To: - This Week In Education



To: Interested Parties

From: Michael Powell, Assistant to President for Communications

Re: Steve Brill’s NY Times Magazine Article

Date: May 23, 2010

Steven Brill has written an article that appears in today’s Sunday New York Times Magazine, “The Teachers’ Unions’ Last Stand,” that, sadly, represents what’s wrong with so much of the discussion today about public education. Brill’s article presents public education, teachers unions and others involved in the enterprise of education through a tired and obsolete industrial model prism. Here are several points that push back on the premise of Brill’s article

• This outdated perspective labels all public school teachers as bad and caricatures contract negotiations as an exercise in which administrators prevail upon unions to concede to enlightened reforms and unions doggedly resist. The side that is stronger or savvier emerges as the winner.

• Randi Weingarten has negotiated many more labor contracts than Brill. While labor and management in our schools rarely agree on everything, more often than not we share the same end goal of providing children with a great education.

• That is not to say that anyone should be satisfied with the current state of education. Yet in places where teachers unions and administrators have left the industrial model of education in the past, and work together to create schools that prepare students for full lives in today’s knowledge economy, great things are happening.

• In Washington, D.C., where Brill reduces the tentative contract agreement to a “winners and losers” scenario, three years of negotiations—and lots of give and take on both sides—resulted in an agreement replete with innovative education programs, abundant and relevant professional development for teachers and the conditions to achieve safer and more supportive environments for students and staff. The chancellor maintained control of teacher evaluations, which in the District of Columbia cannot be bargained.

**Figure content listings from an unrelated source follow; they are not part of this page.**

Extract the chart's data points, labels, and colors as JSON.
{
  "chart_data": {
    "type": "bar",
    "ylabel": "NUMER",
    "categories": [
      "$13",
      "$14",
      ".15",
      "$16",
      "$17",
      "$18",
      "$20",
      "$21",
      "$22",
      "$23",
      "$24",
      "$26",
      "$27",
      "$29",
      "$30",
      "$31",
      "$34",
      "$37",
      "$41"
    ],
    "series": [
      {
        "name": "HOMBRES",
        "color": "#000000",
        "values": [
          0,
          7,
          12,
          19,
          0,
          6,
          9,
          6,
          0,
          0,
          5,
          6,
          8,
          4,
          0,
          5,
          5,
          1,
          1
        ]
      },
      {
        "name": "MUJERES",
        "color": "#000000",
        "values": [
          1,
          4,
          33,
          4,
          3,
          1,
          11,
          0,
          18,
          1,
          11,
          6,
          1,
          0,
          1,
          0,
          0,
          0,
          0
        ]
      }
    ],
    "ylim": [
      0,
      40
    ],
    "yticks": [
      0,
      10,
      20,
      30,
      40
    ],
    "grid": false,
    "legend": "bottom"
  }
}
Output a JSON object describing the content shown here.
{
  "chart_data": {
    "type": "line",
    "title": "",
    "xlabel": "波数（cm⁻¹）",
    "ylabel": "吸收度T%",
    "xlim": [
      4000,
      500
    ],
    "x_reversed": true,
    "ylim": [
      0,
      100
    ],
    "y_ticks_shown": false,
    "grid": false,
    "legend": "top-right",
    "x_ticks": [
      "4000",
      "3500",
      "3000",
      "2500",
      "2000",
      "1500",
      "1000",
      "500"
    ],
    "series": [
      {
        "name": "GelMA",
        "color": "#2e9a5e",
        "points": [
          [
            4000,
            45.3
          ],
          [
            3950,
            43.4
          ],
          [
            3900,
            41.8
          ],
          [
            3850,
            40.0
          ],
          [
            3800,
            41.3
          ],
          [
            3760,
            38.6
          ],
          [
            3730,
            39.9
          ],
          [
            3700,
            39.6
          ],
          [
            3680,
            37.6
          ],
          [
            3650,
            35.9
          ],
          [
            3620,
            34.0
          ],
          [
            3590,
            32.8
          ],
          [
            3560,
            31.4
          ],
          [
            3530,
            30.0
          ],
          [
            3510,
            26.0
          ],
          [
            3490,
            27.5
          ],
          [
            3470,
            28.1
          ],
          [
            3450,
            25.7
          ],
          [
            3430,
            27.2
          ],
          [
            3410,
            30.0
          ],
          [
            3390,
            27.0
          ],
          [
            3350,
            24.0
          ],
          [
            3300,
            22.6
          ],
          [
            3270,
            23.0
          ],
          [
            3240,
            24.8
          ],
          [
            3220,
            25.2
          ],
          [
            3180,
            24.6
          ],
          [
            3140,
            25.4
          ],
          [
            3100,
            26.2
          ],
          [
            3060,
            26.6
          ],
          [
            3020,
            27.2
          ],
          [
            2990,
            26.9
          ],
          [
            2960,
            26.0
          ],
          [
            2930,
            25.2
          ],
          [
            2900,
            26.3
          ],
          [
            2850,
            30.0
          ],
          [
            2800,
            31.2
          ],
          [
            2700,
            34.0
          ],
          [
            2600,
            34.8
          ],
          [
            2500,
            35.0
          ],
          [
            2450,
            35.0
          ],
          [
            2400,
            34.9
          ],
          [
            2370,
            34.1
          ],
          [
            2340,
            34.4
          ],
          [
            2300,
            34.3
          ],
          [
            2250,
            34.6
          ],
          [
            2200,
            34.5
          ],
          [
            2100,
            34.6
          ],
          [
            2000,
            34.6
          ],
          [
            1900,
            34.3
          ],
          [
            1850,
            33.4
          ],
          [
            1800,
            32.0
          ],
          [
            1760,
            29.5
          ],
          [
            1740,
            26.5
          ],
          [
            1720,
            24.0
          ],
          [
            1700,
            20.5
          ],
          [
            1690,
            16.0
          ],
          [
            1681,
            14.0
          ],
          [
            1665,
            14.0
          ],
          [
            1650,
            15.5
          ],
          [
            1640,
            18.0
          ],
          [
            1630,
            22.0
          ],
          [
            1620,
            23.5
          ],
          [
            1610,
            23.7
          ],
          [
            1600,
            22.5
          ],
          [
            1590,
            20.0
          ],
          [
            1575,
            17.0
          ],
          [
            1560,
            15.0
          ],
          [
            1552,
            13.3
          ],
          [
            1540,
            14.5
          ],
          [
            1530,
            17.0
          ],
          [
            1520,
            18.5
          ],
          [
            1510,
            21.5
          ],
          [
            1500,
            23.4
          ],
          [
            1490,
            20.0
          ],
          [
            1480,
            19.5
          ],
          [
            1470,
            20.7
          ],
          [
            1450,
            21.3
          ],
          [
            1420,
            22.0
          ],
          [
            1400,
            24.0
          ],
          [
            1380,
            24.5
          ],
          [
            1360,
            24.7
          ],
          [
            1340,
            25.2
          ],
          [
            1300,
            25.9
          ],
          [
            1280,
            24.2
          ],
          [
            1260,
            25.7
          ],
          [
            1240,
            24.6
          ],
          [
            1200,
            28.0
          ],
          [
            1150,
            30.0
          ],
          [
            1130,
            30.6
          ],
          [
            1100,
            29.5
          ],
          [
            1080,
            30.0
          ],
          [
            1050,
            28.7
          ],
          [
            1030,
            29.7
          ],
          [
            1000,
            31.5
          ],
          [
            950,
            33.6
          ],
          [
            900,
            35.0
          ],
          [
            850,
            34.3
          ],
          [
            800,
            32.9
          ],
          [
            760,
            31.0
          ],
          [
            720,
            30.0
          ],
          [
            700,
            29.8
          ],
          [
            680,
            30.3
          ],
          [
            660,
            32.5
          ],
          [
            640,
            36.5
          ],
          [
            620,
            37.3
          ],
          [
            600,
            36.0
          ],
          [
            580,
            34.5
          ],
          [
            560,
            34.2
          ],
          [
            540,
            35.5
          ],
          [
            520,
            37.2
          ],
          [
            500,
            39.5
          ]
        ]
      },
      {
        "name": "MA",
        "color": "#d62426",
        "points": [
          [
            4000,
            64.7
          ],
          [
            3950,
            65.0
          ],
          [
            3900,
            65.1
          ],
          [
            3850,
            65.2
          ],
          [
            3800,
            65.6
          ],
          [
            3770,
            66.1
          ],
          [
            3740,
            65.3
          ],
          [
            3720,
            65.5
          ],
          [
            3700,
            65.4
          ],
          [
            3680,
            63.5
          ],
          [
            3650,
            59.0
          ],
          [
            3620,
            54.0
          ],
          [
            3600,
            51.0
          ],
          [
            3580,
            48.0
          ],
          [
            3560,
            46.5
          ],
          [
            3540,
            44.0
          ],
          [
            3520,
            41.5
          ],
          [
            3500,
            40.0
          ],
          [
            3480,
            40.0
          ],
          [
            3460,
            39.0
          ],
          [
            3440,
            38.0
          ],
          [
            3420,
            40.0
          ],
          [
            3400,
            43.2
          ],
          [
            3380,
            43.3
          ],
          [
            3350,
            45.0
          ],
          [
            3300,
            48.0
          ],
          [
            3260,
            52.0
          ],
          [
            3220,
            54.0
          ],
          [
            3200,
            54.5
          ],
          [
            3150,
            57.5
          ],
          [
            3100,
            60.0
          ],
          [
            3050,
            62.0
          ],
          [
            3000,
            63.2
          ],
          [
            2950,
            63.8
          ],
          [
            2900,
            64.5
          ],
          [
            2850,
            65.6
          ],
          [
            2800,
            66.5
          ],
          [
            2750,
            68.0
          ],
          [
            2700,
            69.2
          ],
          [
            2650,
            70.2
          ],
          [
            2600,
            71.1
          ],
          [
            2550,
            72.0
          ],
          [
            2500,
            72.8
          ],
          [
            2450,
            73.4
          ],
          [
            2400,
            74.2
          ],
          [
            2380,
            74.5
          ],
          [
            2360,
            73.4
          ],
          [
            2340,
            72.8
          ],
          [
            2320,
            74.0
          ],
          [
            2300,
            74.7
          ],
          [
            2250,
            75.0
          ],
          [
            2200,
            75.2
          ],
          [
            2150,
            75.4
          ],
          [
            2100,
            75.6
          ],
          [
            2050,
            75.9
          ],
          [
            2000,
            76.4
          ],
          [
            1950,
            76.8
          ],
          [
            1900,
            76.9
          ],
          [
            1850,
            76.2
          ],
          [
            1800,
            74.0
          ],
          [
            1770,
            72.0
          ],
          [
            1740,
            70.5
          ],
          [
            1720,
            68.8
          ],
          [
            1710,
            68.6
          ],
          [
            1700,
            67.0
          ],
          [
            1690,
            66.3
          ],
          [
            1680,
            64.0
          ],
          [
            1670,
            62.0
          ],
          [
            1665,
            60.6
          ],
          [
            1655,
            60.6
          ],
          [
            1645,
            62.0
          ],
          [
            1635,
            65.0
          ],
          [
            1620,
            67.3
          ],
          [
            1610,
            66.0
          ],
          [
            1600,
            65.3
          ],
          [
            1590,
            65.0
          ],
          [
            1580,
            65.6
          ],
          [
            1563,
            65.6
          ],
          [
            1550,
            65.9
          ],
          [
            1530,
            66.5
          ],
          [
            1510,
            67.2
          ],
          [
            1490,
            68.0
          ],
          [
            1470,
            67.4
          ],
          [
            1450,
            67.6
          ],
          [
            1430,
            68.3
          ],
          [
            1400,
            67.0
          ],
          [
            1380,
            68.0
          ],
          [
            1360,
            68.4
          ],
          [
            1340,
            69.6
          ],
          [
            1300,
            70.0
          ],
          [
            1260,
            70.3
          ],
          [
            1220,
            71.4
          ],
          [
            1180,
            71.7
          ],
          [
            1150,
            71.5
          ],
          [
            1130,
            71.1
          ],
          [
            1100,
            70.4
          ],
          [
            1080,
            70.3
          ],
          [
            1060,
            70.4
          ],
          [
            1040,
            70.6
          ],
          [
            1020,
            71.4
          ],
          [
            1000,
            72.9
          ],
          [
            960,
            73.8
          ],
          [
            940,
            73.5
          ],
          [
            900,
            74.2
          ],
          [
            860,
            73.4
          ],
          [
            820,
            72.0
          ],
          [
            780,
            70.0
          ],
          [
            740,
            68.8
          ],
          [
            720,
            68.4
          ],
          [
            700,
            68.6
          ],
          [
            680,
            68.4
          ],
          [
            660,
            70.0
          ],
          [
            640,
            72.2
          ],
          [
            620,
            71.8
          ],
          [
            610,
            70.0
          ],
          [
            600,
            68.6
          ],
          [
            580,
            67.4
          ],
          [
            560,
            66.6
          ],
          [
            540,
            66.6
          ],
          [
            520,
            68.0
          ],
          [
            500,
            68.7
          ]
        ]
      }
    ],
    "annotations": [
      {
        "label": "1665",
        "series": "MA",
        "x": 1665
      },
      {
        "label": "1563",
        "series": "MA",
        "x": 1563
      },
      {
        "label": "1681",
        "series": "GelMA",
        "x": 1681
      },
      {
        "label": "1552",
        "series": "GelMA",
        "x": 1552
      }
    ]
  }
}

• Collective bargaining is the best tool to meld the expertise of frontline education personnel with the responsibility communities have to provide the tools and resources necessary to provide all children with the education they deserve. Both sides have a say, and both sides have to sign.

• Collective bargaining today increasingly is a creative tool to codify collaboration on approaches that improve teaching and learning. In places like New Haven, Douglas County, Co., St. Paul, Philadelphia, and many other districts, teachers unions and their management partners are using teachers’ contracts to lay out visions for a new era of education.

• In New Haven, the teachers union and school district are jointly developing a teacher training and evaluation program with the potential to greatly improve teaching and learning. In New York state, the state education department and teachers unions have agreed to overhaul teacher evaluations, incorporating student learning, including achievement scores as one of several factors. The union and school board in Douglas County, CO have adopted a comprehensive teacher development and evaluation program developed by the AFT and leading researchers on teacher performance. The hard, crucial work of improving teacher practice and creating conditions for student success is underway, often unheralded, but occurring nonetheless.

• That’s the reality that Brill ignores. The other glaring reality absent from Brill’s article is the devastating fiscal crisis that has ravaged school budgets to the point that so-called extras are long gone and cuts now are into bone. And, for schools, the worst effects of the just-ended recession are expected to occur in the next year, and perhaps the year after that. No where in Brill’s article is there any acknowledgment of the crippling effect this has on school improvement efforts.

• Regarding the Washington Teachers Union tentative contract agreement, Mr. Brill did not cover the contract negotiations day-to-day or follow the arduous process closely and, as a result, he misses the significance of what was achieved in the agreement. The compromises that went into this agreement will help teachers and administrators provide all our children with a great education. It’s a shame he so narrowly focused on winners and losers when thousands of DC teachers are pouring everything they have into making schools better for kids. Those that did follow the negotiations closely like the Washington Post editorial page (link editorial) have lauded the agreement as good for kids and fair to teachers.

• It’s also disappointing that Mr. Brill made up a quote in the article and attributes it to Randi. He falsely quotes her blaming President Obama for creating an environment to demonize teachers. Brill’s fabrication of her quote – which tries to pit her against President Obama – only gives license to those who seek to further polarize the debate around public education reform. Randi had staff with her when Brill did the interview and he didn’t have a tape recorder. No where in the notes reflect her saying this about the President, nor would she. President Obama and Randi may have legitimate philosophical differences in their approach to improving our schools, but they share a commitment and passion to achieving the goal.

• What’s most important is that we will not be deterred from the work that Mr. Brill does not understand: the day-to-day work that goes into providing the kids of DC and children in public schools all across America the world class education they deserve. We will stay focused on improving schools for kids, and Mr. Brill and others in the blame the teacher crowd will continue to say what they think, rather than reporting accurately the reforms and improvements that are being made in schools everyday.